The president’s joke that fell flat

This week the president told a joke that fell flat. Someone, he deadpanned on live TV, had stolen his iPad. Could they return it? Such is the state of the nation – and the fact that he was in the Cape – that some people actually thought some light-fingered charlatan might have filched the national tablet.

But it had just been waylaid. It was all just a joke. The problem was no one wanted to get it. If we learnt anything it’s perhaps that our fellow South African might be a dab hand at the sincere family meeting, he can’t tell a joke. In fairness, maybe it was the timing, he cracked his witty at a time when things we were told were true were all turning out to be absolute jokes.
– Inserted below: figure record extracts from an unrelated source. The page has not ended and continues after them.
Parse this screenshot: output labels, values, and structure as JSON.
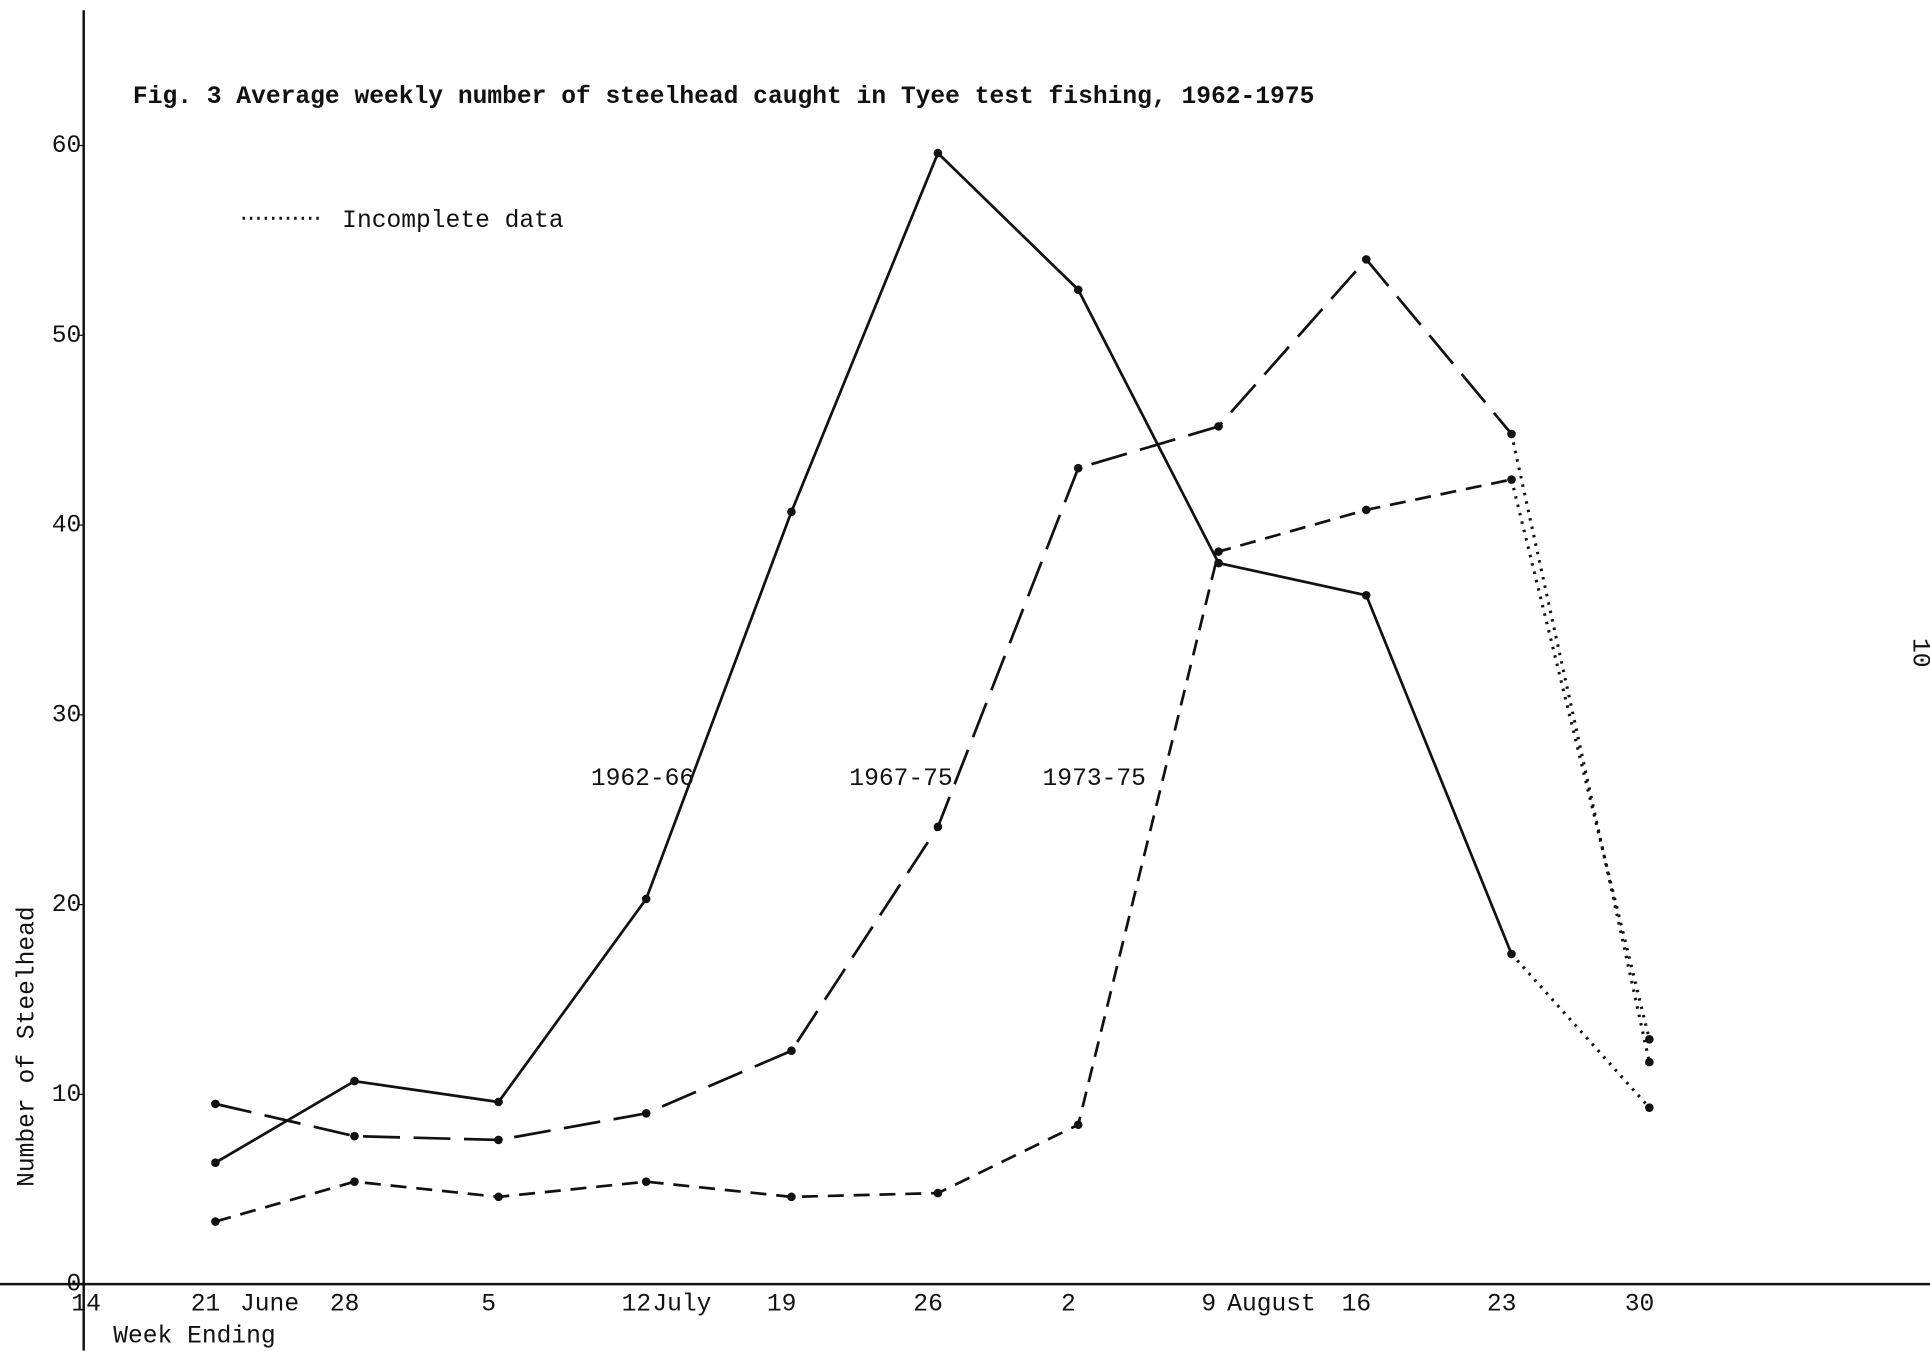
{
  "chart_data": {
    "type": "line",
    "title": "Fig. 3  Average weekly number of steelhead caught in Tyee test fishing, 1962-1975",
    "x_label": "Week Ending",
    "y_label": "Number of Steelhead",
    "legend_label": "Incomplete data",
    "page_mark": "10",
    "categories": [
      "14",
      "21",
      "28",
      "5",
      "12",
      "19",
      "26",
      "2",
      "9",
      "16",
      "23",
      "30"
    ],
    "month_labels": [
      "June",
      "July",
      "August"
    ],
    "ylim": [
      0,
      67
    ],
    "yticks": [
      0,
      10,
      20,
      30,
      40,
      50,
      60
    ],
    "dotted_last_segment": true,
    "series": [
      {
        "name": "1962-66",
        "color": "#111111",
        "dash": "solid",
        "values": [
          null,
          6.4,
          10.7,
          9.6,
          20.3,
          40.7,
          59.6,
          52.4,
          38.0,
          36.3,
          17.4,
          9.3
        ]
      },
      {
        "name": "1967-75",
        "color": "#111111",
        "dash": "long-dash",
        "values": [
          null,
          9.5,
          7.8,
          7.6,
          9.0,
          12.3,
          24.1,
          43.0,
          45.2,
          54.0,
          44.8,
          11.7
        ]
      },
      {
        "name": "1973-75",
        "color": "#111111",
        "dash": "short-dash",
        "values": [
          null,
          3.3,
          5.4,
          4.6,
          5.4,
          4.6,
          4.8,
          8.4,
          38.6,
          40.8,
          42.4,
          12.9
        ]
      }
    ]
  }
}
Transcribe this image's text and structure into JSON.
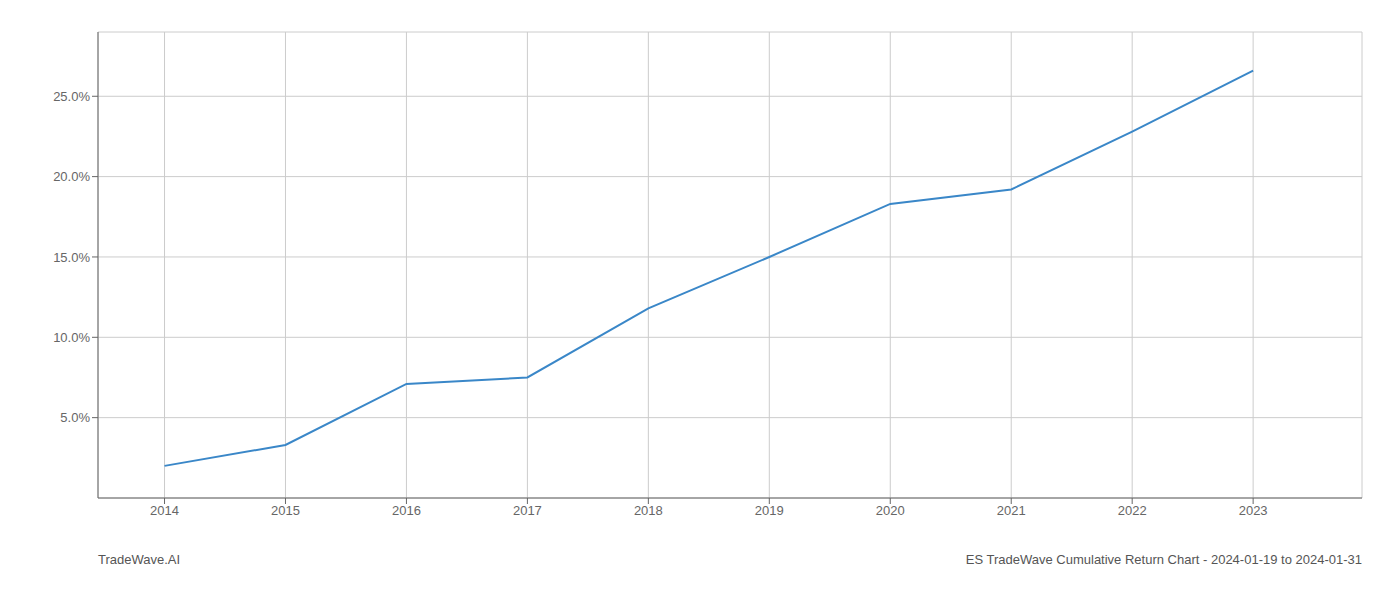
{
  "chart_data": {
    "type": "line",
    "title": "ES TradeWave Cumulative Return Chart - 2024-01-19 to 2024-01-31",
    "annotations": [
      "TradeWave.AI"
    ],
    "x": [
      2014,
      2015,
      2016,
      2017,
      2018,
      2019,
      2020,
      2021,
      2022,
      2023
    ],
    "values": [
      2.0,
      3.3,
      7.1,
      7.5,
      11.8,
      15.0,
      18.3,
      19.2,
      22.8,
      26.6
    ],
    "color": "#3a87c8",
    "xlim": [
      2013.45,
      2023.9
    ],
    "xticks": [
      2014,
      2015,
      2016,
      2017,
      2018,
      2019,
      2020,
      2021,
      2022,
      2023
    ],
    "ylim": [
      0,
      29
    ],
    "yticks": [
      {
        "value": 5.0,
        "label": "5.0%"
      },
      {
        "value": 10.0,
        "label": "10.0%"
      },
      {
        "value": 15.0,
        "label": "15.0%"
      },
      {
        "value": 20.0,
        "label": "20.0%"
      },
      {
        "value": 25.0,
        "label": "25.0%"
      }
    ],
    "grid": true
  }
}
Where do you start? Piet Rampedi’s ‘decuplets’ which he confessed to his colleagues this week that he never checked because the story seemed too good to be true – and ultimately was? Or could it be the diamond rush in KZN that turned out to be handfuls of quartz? 

As much as there were more than enough moms across the nation thinking WTF to themselves, it would have been as easy to find a couple of gnarly old diggers staring into their Klippies and coke in a Griqualand West pub who could have told you those stones outside Ladysmith were rubbish for less than the price of another round. They might even have bent your ear with a tale or two about other scams beloved of IDB merchants, of which salting claims with lovely ‘goons’ would be the least of it.
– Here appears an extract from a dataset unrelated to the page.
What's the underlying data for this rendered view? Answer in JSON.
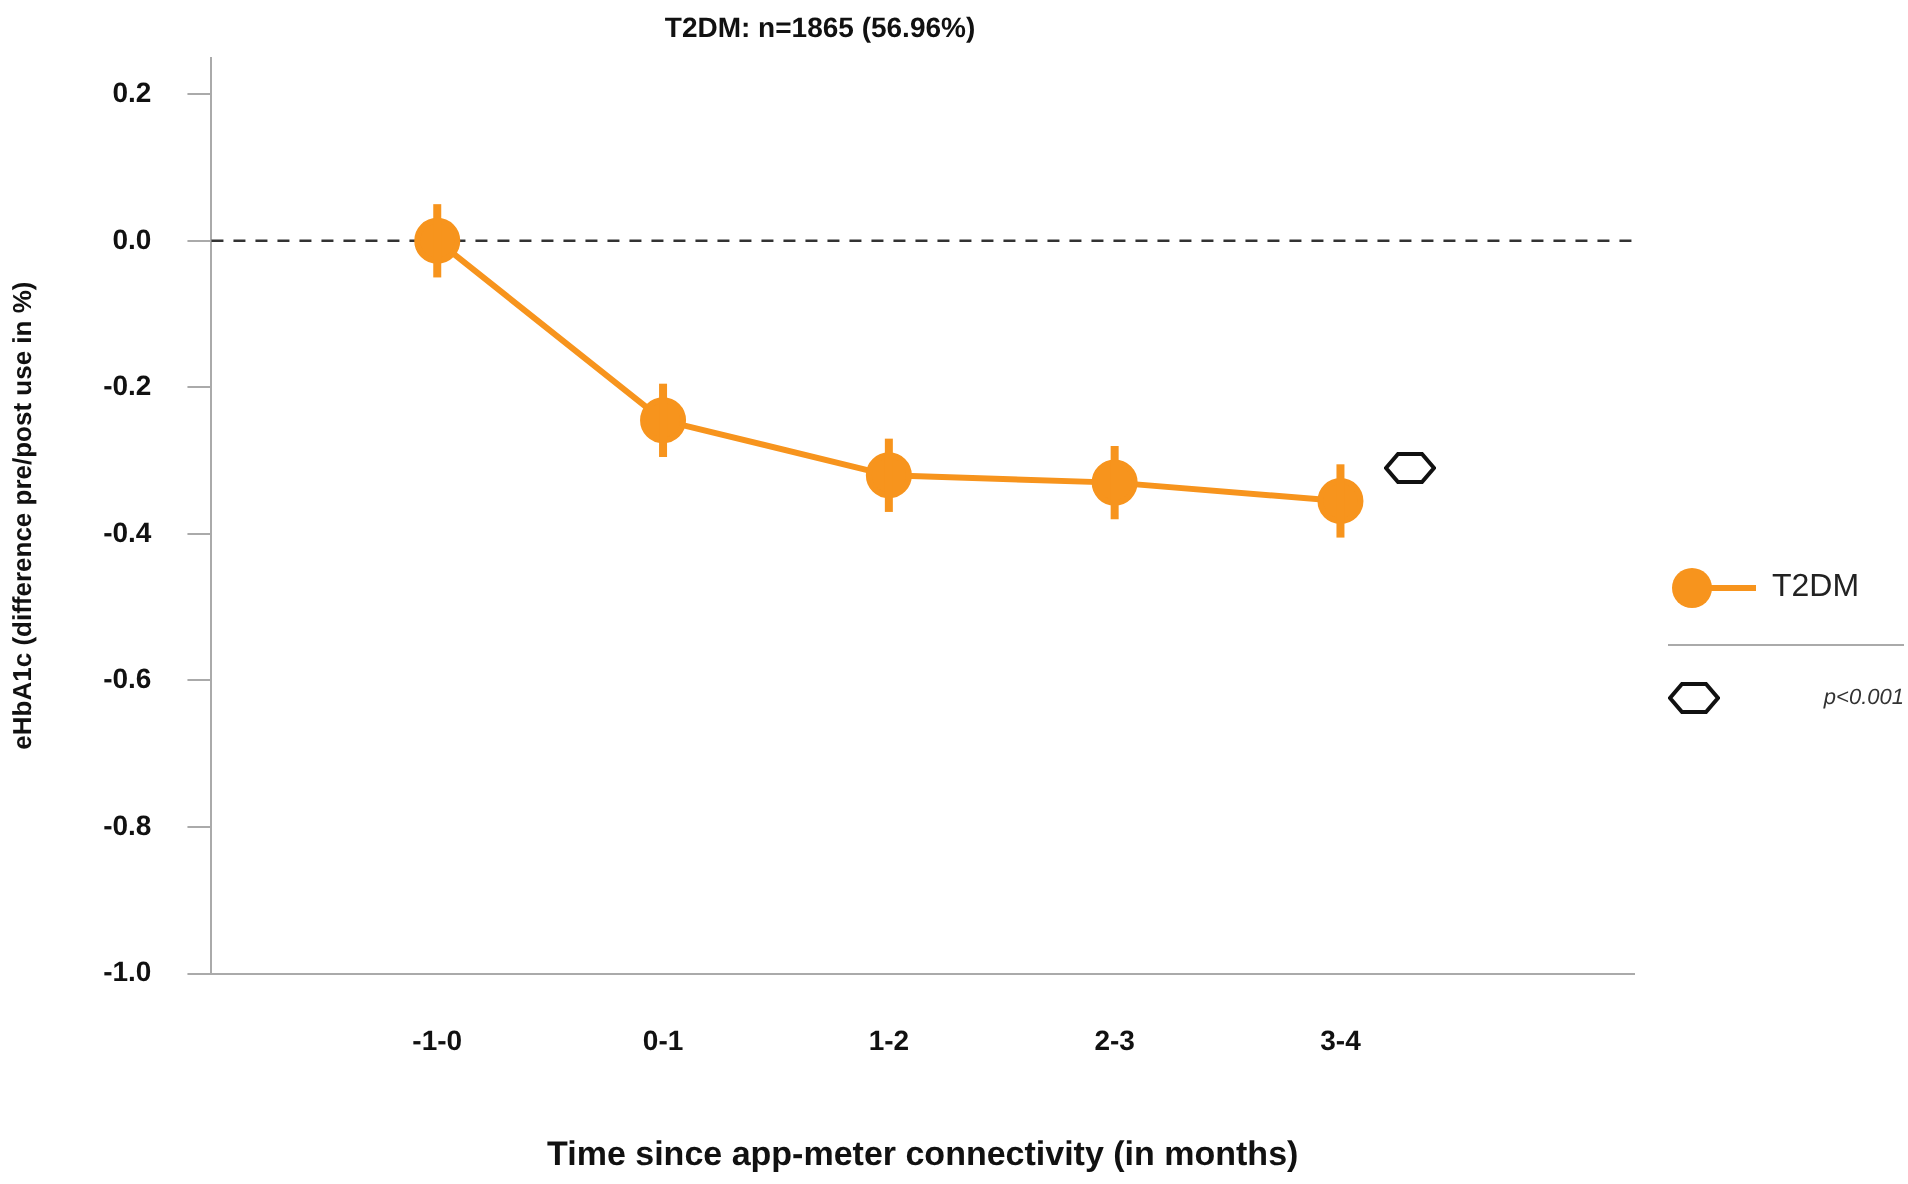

The final joke in a trifecta of taking the nation for a push would have to be the Teletubby-in-Thief who now wants to stage super spreader events to force government to licence vaccines from Russia and China – neither of whom have apparently even submitted their vaccines for regulatory approval. 

This is the same person who wanted to close schools only a couple of days ago to stop the current COVID 19 infection rate. Now he wants his ‘ground forces’ to embark on a campaign of civil disobedience against the latest lockdown regulations. We all know why he’s doing it; there are local elections coming up and all his party has managed to do in the last 18 months is rough up shop mannequins and declare war on shampoo.

When you strip it all down to the basics: the national iPad went missing but was found. You can’t say the same for the grannies’ stokvel savings deposited at VBS – as EFF President Floyd Shivambu’s brother has already admitted. As for the diamonds and the decuplets, well they never even existed, which the national Department of Health officially announced this week. But until we stop pandering to the clowns, the joke’s going to be on us every time. 

It’s time to focus on what really matters: the third wave of COVID 19; keep your distance, wear your mask and sanitise because this really isn’t a joke.